Urkundenlehre, Siegelkunde, Archivwesen Logo


diplomatics, sigillography (sphragistics), archives / diplomatique, sigillographie, archivistique /
diplomatica, sigillografia, archivistica


Auf dieser Seite werden einige Begriffe erläutert (mit bibliographischen Hinweisen), die allgemein die Diplomatik und ihr benachbarte Disziplinen betreffen. Folgende Themen stehen bisher zur Verfügung:



Aktenkunde ; Archiv ( Literatur; Führer, Archive im Netz ); Diplomatik : Urkundengruppen, äußere Merkmale, innere Merkmale, Überlieferung ( Literatur, u.a.: Einführungen, Handbücher, Aufsatzsammlungen, Abbildungen) ; Sphragistik {(Siegelkunde) Literatur , Netz }

Diplomatik [= Urkundenlehre]

Hist.Hilfswissenschaft, die Urkunden, d.h. formalisierte schriftliche Zeugnisse rechtserheblicher Vorgänge oder Sachverhalte, untersucht und interpretiert. Entstanden in Auseinandersetzungen um die Authentizität älterer Privilegien, ist das discrimen veri ac falsi auch heute noch eine wichtige Aufgabe der Urkundenlehre, die aber nun auch Kanzleigeschichte und die mit der Urkundenherstellung befaßten Personen biographisch und sozialgeschichtlich sowie die ökonomischen Aspekte des Urkundenwesens untersucht.
Der Begriff Diplomatik geht auf J. Mabillon ( De re diplomatica , 1681) zurück. Bis zum Ende der alteuropäischen Rechtsordnung war die Diplomatik eine juristische Disziplin, die Fortentwicklung zur historischen Richtung erfolgte u.a. an der Pariser École des Chartes , am Wiener Institut für Geschichtsforschung und durch die Herausgeber der Diplomata-Reihe der MGH.
Man unterscheidet drei große Gruppen von Urkunden, die nach den spezifischen und den vergleichbaren Merkmalen untersucht werden:

Die äußeren Merkmale, die nur am Original untersucht werden können, umfassen Beschreibstoff und Schrift, Besiegelung und andere Beglaubigungsmerkmale wie Unterschriften (nicht unbedingt Namensunterschriften, sondern auch Grußformeln, z.B. das Benevalete in den Papsturkunden, oder das byzantinische Menologem) und Zeichen (signa, Monogramme ), im späteren Mittelalter auch die Spuren des Geschäftsgangs, die Kanzleivermerke.
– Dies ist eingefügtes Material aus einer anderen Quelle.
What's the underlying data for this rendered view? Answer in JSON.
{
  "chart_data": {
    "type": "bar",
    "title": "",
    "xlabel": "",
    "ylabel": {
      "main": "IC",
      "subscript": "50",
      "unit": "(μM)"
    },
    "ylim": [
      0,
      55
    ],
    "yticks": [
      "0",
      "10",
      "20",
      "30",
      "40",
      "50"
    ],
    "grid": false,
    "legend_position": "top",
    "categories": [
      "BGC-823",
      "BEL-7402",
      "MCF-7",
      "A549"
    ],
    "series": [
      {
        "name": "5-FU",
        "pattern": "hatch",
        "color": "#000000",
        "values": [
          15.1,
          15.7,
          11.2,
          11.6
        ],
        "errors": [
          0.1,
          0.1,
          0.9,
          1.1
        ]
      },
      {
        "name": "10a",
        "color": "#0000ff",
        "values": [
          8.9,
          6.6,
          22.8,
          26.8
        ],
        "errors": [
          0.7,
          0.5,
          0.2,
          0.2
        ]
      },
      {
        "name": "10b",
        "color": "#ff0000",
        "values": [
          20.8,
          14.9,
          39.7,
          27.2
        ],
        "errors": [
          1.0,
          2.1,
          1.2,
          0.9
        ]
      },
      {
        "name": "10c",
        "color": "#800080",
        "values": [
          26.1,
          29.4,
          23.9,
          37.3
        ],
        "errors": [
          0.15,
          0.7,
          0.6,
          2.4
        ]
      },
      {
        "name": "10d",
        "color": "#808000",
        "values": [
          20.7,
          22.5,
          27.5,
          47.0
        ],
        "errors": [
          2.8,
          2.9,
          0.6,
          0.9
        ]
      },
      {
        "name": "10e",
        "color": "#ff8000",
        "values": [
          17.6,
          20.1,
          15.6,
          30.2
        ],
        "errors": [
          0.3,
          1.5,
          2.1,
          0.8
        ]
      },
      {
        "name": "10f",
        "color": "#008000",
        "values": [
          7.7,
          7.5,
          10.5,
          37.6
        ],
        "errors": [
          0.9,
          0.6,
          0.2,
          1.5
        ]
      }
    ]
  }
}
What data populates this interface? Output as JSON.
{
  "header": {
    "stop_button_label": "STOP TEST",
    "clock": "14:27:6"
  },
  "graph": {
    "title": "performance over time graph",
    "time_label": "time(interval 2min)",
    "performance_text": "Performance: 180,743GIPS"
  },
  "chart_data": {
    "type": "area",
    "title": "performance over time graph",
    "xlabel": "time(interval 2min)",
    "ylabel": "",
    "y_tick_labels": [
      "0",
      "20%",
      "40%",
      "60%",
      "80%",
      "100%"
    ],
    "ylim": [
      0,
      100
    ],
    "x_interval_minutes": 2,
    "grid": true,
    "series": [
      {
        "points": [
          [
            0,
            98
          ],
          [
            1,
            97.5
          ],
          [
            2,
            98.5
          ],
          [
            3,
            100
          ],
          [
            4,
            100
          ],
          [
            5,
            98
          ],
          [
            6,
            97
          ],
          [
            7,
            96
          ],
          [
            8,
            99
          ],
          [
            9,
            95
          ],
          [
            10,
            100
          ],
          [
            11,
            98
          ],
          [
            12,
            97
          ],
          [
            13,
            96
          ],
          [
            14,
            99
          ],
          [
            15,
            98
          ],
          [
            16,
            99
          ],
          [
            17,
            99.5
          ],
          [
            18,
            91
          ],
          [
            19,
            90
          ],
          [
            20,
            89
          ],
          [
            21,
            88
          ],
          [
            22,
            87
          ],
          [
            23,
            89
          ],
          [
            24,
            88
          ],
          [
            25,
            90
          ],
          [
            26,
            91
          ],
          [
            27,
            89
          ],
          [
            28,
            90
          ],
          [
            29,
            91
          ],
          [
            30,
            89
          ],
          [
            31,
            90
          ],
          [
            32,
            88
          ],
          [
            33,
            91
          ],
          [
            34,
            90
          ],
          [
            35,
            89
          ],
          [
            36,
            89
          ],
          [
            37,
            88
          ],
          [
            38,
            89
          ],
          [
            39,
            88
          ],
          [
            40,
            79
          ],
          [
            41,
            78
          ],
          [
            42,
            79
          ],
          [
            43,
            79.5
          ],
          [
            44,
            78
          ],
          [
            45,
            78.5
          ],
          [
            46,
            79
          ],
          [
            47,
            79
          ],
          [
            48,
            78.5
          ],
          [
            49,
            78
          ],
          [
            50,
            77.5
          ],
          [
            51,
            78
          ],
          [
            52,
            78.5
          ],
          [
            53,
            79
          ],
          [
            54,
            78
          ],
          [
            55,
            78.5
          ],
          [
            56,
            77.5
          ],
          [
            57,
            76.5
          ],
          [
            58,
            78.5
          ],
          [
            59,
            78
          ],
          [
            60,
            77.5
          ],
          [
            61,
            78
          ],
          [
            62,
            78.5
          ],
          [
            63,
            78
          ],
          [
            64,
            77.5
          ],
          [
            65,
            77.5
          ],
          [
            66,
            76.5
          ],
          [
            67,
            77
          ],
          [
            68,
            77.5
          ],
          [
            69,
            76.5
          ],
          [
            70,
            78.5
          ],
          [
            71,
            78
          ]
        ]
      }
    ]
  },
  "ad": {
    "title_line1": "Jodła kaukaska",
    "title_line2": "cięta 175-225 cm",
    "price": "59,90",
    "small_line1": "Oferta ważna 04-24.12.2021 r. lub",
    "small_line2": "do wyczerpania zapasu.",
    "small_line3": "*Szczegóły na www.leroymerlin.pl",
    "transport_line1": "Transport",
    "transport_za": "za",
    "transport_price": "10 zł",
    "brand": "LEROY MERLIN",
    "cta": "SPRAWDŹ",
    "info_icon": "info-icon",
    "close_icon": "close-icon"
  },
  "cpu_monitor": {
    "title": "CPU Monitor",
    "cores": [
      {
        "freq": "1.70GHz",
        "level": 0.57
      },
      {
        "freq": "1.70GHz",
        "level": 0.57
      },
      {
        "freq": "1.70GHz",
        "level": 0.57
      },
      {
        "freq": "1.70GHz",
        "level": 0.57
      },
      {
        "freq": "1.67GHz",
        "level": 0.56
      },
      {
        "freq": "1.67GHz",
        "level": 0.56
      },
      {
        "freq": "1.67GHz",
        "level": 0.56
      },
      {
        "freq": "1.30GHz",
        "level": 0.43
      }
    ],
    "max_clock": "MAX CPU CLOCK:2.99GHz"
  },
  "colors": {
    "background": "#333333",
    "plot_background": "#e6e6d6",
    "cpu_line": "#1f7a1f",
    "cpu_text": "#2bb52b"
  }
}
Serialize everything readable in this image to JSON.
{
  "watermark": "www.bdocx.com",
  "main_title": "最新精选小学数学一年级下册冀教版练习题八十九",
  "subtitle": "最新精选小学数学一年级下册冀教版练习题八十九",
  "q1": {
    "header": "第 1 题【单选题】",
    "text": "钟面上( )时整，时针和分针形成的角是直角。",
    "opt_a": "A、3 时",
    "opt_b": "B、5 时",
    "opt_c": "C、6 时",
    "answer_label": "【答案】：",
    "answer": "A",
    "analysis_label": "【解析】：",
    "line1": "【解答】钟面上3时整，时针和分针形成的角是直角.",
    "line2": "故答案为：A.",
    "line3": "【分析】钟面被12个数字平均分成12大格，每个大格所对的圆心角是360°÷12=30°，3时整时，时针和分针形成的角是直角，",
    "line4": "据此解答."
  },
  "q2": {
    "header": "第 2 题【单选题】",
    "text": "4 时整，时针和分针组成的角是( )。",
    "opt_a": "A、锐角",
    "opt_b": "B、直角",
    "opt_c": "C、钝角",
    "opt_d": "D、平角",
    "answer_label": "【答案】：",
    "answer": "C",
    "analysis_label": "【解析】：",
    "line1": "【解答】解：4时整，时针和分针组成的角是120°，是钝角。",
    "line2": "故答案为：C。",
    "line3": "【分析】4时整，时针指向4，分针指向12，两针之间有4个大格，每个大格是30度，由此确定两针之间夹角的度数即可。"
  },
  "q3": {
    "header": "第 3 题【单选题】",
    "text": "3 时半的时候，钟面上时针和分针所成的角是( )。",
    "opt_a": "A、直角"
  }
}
Zuerst lassen sie sich an den päpstlichen litterae des frühen 13. Jahrhunderts beobachten ( Schema Papsturkunde ). In Abschriften, vor allem in beglaubigten, werden diese Erscheinungen - allerdings nicht die Kanzleivermerke - meist beschrieben , mehr oder weniger genau, und gelegentlich nachgezeichnet. In diesen Fällen ist dann eine teilweise Kritik möglich, wenn vergleichbare Originale zur Verfügung stehen.
Die inneren Merkmale - Stil und Sprache sowie der formelhafte Aufbau - lassen sich in jedem Fall auch an Kopie oder Druck erkennen. Zum Standardformular ma. Urkunden gehören das

Nicht alle Formeln treten in jeder Urkundenart in gleichem Maße auf, jedoch enthalten alle Urkunden Informationen über die beteiligten Parteien (Aussteller und Empfänger), den Rechtsinhalt und in der Regel über Ort und Zeit der Urkundenausstellung.


Regestum Pharphense

Beginn des Regestum Pharphense

Der Anteil der Originale an der Überlieferung ist nach Ort und Zeit unterschiedlich, daneben spielt die abschriftliche Überlieferung beim Empfänger (Kopialbuch, Einzelabschrift) oder beim Aussteller (Registerüberlieferung) eine Rolle.

 

 

Die kontinuierliche Reihe der päpstlichen Register setzt mit Innocenz III. ein, weltliche Registerserien folgen später. Überlieferung eines Dokuments im Register bei Fehlen eines Originals ist keine Seltenheit, dies kann jedoch verschiedene Ursachen haben. Andererseits wurden bei weitem nicht alle ausgehenden Urkunden registriert.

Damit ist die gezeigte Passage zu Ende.